Very few populations of E. penlandii have been mapped on the west side of the Continental Divide. Our findings suggest more surveys on this side of the Divide may result in a range expansion for this narrowly distributed Colorado endemic.

Neil Peterson, Mosquito Range Natural Heritage Initiative, flags Eutrema penlandii individuals.

Eutrema penlandii in fruit.

Tuesday, October 16, 2012

CNHP botanist honored

Long-time CNHP botanist Peggy Lyon was honored at the 9th annual Rare Plant Symposium in late September.

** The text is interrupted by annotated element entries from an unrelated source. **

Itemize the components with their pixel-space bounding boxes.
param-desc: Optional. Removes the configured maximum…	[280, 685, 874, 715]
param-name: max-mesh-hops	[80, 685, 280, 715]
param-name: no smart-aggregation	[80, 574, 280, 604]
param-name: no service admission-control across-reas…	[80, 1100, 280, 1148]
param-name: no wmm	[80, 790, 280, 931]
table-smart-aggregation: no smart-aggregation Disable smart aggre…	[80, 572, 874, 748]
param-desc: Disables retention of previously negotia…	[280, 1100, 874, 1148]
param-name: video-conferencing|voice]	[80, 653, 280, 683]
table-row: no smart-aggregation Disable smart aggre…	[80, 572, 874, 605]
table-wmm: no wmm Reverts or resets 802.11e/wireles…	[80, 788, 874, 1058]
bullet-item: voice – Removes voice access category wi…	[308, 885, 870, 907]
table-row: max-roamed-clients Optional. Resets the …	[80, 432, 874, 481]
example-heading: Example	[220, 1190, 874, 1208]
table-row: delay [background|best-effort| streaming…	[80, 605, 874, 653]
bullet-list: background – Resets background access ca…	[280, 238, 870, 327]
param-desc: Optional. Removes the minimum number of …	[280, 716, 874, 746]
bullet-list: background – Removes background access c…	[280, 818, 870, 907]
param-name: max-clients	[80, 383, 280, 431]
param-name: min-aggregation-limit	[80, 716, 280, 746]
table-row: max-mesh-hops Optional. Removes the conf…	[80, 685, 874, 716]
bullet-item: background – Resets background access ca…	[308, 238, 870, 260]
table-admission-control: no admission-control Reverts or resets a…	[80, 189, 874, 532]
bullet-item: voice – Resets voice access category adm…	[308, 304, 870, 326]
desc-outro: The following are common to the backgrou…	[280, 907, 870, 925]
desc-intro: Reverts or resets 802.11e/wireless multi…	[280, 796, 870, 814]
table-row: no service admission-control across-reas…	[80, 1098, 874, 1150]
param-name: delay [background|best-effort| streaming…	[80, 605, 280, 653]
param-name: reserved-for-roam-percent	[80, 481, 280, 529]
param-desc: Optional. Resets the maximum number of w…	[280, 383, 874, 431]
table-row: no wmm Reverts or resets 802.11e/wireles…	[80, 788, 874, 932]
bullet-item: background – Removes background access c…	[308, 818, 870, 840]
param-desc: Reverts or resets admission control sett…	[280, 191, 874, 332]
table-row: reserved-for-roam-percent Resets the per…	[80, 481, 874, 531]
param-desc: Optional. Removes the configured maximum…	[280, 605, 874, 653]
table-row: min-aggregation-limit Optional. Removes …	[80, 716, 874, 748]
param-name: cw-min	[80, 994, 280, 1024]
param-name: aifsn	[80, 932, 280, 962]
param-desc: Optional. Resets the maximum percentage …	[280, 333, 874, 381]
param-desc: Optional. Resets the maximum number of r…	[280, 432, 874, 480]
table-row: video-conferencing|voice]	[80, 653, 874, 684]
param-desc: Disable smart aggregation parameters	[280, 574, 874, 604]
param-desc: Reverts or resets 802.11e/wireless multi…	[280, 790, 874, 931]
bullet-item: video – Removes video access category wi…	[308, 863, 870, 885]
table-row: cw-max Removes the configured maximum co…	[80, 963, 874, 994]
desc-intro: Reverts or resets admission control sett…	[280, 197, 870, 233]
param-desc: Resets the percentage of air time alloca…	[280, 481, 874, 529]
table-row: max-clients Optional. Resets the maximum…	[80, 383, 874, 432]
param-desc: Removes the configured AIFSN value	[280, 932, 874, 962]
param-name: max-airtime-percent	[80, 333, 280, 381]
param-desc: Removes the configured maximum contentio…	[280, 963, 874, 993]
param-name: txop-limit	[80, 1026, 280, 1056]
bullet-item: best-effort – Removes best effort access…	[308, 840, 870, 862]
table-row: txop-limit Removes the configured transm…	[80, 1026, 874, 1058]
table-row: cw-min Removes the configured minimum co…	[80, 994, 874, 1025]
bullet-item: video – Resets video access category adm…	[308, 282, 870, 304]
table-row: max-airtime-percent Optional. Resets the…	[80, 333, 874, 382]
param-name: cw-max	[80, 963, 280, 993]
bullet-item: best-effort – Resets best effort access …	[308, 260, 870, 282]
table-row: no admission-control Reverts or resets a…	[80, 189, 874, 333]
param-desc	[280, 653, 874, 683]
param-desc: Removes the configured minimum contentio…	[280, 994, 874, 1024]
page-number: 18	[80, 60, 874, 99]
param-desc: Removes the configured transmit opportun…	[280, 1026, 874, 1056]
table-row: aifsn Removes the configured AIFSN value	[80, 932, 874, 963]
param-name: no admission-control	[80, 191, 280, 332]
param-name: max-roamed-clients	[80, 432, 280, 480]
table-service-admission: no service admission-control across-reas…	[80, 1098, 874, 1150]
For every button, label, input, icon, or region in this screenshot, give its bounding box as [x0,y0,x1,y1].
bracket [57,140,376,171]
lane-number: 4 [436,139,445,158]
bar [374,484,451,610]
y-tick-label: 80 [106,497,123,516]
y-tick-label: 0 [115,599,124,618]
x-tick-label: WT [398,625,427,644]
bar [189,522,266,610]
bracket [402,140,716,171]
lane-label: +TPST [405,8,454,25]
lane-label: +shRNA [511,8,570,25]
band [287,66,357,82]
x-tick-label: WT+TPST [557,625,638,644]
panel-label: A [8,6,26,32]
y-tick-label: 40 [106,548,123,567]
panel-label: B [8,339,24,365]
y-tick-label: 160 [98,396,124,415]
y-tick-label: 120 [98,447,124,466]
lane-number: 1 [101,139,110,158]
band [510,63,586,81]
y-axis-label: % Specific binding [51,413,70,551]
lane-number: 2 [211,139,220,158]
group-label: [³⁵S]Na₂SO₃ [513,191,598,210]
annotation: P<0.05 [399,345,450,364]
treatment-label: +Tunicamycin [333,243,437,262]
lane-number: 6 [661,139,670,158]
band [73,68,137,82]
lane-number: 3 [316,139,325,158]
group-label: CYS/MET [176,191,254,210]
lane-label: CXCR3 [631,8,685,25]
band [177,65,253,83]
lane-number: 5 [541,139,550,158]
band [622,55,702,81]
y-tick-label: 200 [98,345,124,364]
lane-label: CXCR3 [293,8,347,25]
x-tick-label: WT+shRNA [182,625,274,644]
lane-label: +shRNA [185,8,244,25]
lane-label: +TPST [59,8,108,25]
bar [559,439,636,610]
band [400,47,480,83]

Peggy, who will be retiring in 2013, received a framed print of Mimulus eastwoodiae in recognition of her many years of service to Colorado's rare plants.

Peggy (center) receiving her award.

The meeting was attended by over 50 professional and amateur botanists from around Colorado.

Thursday, October 11, 2012

Population decline in the Preble’s meadow jumping mouse

Long-term population sampling for the Preble’s meadow jumping mouse (PMJM) has allowed Rob Schorr to estimate population change (λ) for the population along Monument Creek at the U.S. Air Force Academy (Academy).  Using mark-recapture techniques and a novel population model that allows estimation of survival and recruitment, Schorr estimated changes in PMJM λ from 2000-2006.  Although λ varied annually, the 7-year mean showed a declining population, and λ was less impacted by changes in PMJM survival than by changes in PMJM recruitment.
Zapus hudsonius preblei
A Preble's meadow jumping mouse (Zapus hudsonius preblei) keeps a sharp eye on the photographer.

Recruitment can be influenced by immigration or reproduction.  Given the loss of habitat along eastern tributaries of Monument Creek, there are limited opportunities for increasing immigration from these tributaries and this may be a driving force during this time.  However, Schorr warns that this may be a temporary decline that will be compensated by increased reproduction or immigration from western tributaries that are on the Academy.

Monument Creek, CO
PMJM habitat along Monument Creek.

This study will be published in the October 2012 Journal of Mammalogy.